Il passa son existence à cultiver une grande suspicion à l'égard du bonheur et développa, dans le même temps, tout au long de sa vie, une pleine commisération envers le malheur et la souffrance. Il rejeta, assidûment, loin de lui, toutes les possibilités de plénitude et de repos des sens et de l'esprit que lui offraient des rencontres impromptues et heureuses. Il toisa avec défiance les êtres les plus bienveillants et s'amouracha systématiquement de créatures hostiles et cyniques qui finissaient par le laisser comme mort dans le caniveau cafardeux de son destin.
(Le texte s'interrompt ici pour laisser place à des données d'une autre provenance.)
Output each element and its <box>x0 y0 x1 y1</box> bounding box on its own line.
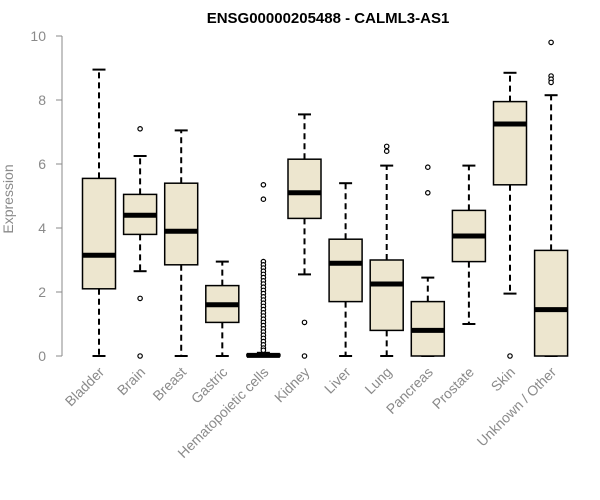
outlier-point <box>548 79 554 86</box>
box-skin <box>492 71 528 359</box>
outlier-point <box>301 353 308 359</box>
category-label: Prostate <box>429 364 477 412</box>
y-tick-label: 10 <box>30 28 46 44</box>
y-tick-label: 6 <box>38 156 46 172</box>
outlier-point <box>137 295 143 302</box>
category-label: Breast <box>149 364 189 404</box>
box-pancreas <box>410 164 446 357</box>
y-tick-label: 4 <box>38 220 46 236</box>
iqr-box <box>492 100 528 186</box>
box-prostate <box>451 164 487 325</box>
iqr-box <box>163 182 199 266</box>
outlier-point <box>137 126 143 132</box>
outlier-point <box>260 347 267 354</box>
iqr-box <box>369 259 404 332</box>
outlier-point <box>137 353 143 359</box>
y-axis-label: Expression <box>0 164 16 233</box>
iqr-box <box>81 177 117 290</box>
y-tick-label: 0 <box>38 348 46 364</box>
iqr-box <box>533 249 569 357</box>
chart-title: ENSG00000205488 - CALML3-AS1 <box>207 10 450 27</box>
outlier-point <box>548 39 554 46</box>
outlier-point <box>260 196 267 203</box>
box-gastric <box>205 260 240 357</box>
iqr-box <box>287 158 322 220</box>
category-label: Liver <box>321 364 354 397</box>
boxes-layer <box>81 39 569 359</box>
box-unknown-other <box>533 39 569 357</box>
y-tick-label: 8 <box>38 92 46 108</box>
box-liver <box>328 182 363 357</box>
category-label: Skin <box>488 364 519 395</box>
box-breast <box>163 129 199 357</box>
box-lung <box>369 143 404 357</box>
outlier-point <box>507 353 513 359</box>
outlier-point <box>260 182 267 188</box>
iqr-box <box>328 238 363 303</box>
outlier-point <box>424 164 431 171</box>
box-bladder <box>81 68 117 357</box>
box-hematopoietic-cells <box>246 182 281 358</box>
outlier-point <box>383 148 390 155</box>
outlier-point <box>383 143 390 150</box>
category-label: Brain <box>114 364 148 398</box>
category-label: Lung <box>361 364 394 397</box>
box-brain <box>122 126 158 359</box>
category-label: Bladder <box>62 364 108 410</box>
outlier-point <box>301 319 308 326</box>
outlier-point <box>424 190 431 196</box>
box-kidney <box>287 113 322 359</box>
category-label: Kidney <box>271 364 313 406</box>
y-axis-ticks: 0 2 4 6 8 10 <box>30 28 62 364</box>
y-tick-label: 2 <box>38 284 46 300</box>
Quand il se relevait, toujours plus boursouflé d'amertume et d'aigreur, il maudissait les arbres, les oiseaux, les ciels d'été, les femmes et les enfants. Pour se venger du monde et des humains en général, il écrivait alors de méchants textes confus sur la vacuité de toute chose qui remportèrent, un temps, un honorable succès auprès de contemporains chagrins et bilieux. Chaque pouce levé nourrissait son acariâtreté.
Puis, ses poses ténébreuses finirent par lasser même ses plus fidèles lecteurs.
Il mourut un soir de coupe du monde et prit le temps de maudire une dernière fois, les klaxons, les chants victorieux, les cris d’allégresse et la foule humaine dans une parfaite indifférence générale.